LES SEPT DE TIBHIRINE
Neuf trappistes, piliers de l’idéal chrétien
Cultivent l’arc en ciel aux jardins de poussière,
Du bouquet de couleurs, font jaillir la lumière
Car l’ardeur de leur foi porte le quotidien.
Ils jurent de rester en sol algérien
Où cloche et muezzin annoncent la prière.
Malgré l’embrasement de la fièvre guerrière
Qui fait fuir le commun, les neuf n’ont peur de rien.
De leurs jours ils font don par passion divine.
Sept frères subiront la démence assassine,
Sacrifice invisible aux confins de l’Atlas.
Et pour ultime outrage étouffé par l’enquête,
– Comme pour profaner leur vie au ciel, hélas –
Des cercueils pleins de sable avec leur seule tête.
Pierre Bernard
LES DOIGTS JAUNES
Jeune il se croit hideux. Il est traumatisé.

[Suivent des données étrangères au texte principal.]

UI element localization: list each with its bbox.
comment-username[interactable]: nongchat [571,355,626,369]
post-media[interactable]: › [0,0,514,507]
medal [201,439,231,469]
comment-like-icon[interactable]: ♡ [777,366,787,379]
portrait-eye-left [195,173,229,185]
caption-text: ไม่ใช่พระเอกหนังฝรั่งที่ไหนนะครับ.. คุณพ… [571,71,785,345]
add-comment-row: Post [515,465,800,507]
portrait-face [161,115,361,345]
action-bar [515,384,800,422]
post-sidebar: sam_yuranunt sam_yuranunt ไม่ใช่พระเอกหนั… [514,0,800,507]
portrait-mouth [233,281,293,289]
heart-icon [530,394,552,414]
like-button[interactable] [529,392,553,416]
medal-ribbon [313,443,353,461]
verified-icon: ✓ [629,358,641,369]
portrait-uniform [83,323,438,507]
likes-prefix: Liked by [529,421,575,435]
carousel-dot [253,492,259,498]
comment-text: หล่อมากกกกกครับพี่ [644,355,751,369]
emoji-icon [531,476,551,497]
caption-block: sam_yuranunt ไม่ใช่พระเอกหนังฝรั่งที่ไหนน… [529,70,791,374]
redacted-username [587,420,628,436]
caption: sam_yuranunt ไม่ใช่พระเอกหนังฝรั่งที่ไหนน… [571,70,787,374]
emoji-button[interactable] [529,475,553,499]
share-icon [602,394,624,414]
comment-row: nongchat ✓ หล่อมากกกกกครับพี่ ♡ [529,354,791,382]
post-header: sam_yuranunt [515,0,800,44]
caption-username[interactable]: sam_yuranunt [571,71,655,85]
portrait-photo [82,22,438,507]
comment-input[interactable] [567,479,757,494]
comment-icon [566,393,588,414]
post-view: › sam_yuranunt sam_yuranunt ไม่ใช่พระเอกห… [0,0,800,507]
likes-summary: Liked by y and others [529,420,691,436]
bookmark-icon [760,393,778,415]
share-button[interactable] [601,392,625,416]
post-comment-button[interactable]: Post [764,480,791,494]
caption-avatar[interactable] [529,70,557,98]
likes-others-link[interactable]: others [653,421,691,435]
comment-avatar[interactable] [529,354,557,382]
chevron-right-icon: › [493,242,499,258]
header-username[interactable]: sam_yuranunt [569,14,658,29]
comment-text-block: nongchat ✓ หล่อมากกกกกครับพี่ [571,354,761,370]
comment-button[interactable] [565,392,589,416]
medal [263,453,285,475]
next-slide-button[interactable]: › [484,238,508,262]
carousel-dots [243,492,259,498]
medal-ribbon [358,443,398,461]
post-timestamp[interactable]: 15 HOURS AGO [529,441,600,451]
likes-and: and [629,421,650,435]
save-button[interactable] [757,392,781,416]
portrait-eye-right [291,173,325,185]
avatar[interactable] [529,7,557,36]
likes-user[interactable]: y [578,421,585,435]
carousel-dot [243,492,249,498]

Douze ans, torse étoilé, son image l’attriste.
Oreilles, nez, il voit sur un panneau vichyste
Son faciès trait pour trait et son cœur est brisé.
Auteur-compositeur ce dandy mal rasé
Séduit les sex-symbols de ses tours d’alchimiste.
De Verlaine à Prévert…posthume mélodiste,
Il modernise. On crie au pillard anisé !
Elevant l’art mineur au rang de poésie
Il décline l’amour jusqu’à la frénésie,
Mots puisés dans sa chair et son âme en lambeaux.
Le chanteur que pourtant, un grand nombre rembarre,
Me trouble, m’éblouit, de Gainsbourg à Gainsbarre …
Quand l’être et l’art ne font qu’un, dès lors les deux sont beaux.
Pierre Bernard
EN DROGUET GRIS
Combien de jours perdus, par lui-même détruits
De soleils éclipsés par des sombres rayures
De lunes sans clarté couvertes de hachures
Il aura vu passer à travers un pertuis ?
De cet univers clos il connaît tous les bruits
Les barreaux que l’on sonde et le choc des serrures
Les hurlements d’angoisse au réveil des blessures
Les coups que l’on échange en des instants fortuits…
Il rêvait du meilleur, pour ses enfants, sa femme
Il ne leur a légué qu’une existence infâme
De désespoirs, de pleurs et de lointains parloirs.
Il est un père, un fils mais toute la famille
Jusque dans la centrale, au fin fond des couloirs
Subit les discrédits dont la rumeur fourmille
Pierre Bernard
Confession
Dévoré de remords je ne peux oublier.
Du passé, des reflets viennent frapper ma glace.
Je revois mon erreur et mon être se glace.
En moi, grain après grain, gronde le sablier.
Ma pudeur a changé mon cœur simple en geôlier,
J’emprisonne ma honte et je la cadenasse
Car de mon âme à vif suppure ma disgrâce.
Dois-je m’immuniser, forger un bouclier ?
Un confesseur dirait ma faute rémissible.
Mon for intérieur la rend inadmissible,
Son sel creuse une plaie ouverte à tout jamais.
Ma mère aurait sa place au rang de bien des saintes.
Les bontés de mon père ont laissé mille empreintes.
Mon tort ! N’avoir pas dit combien je les aimais.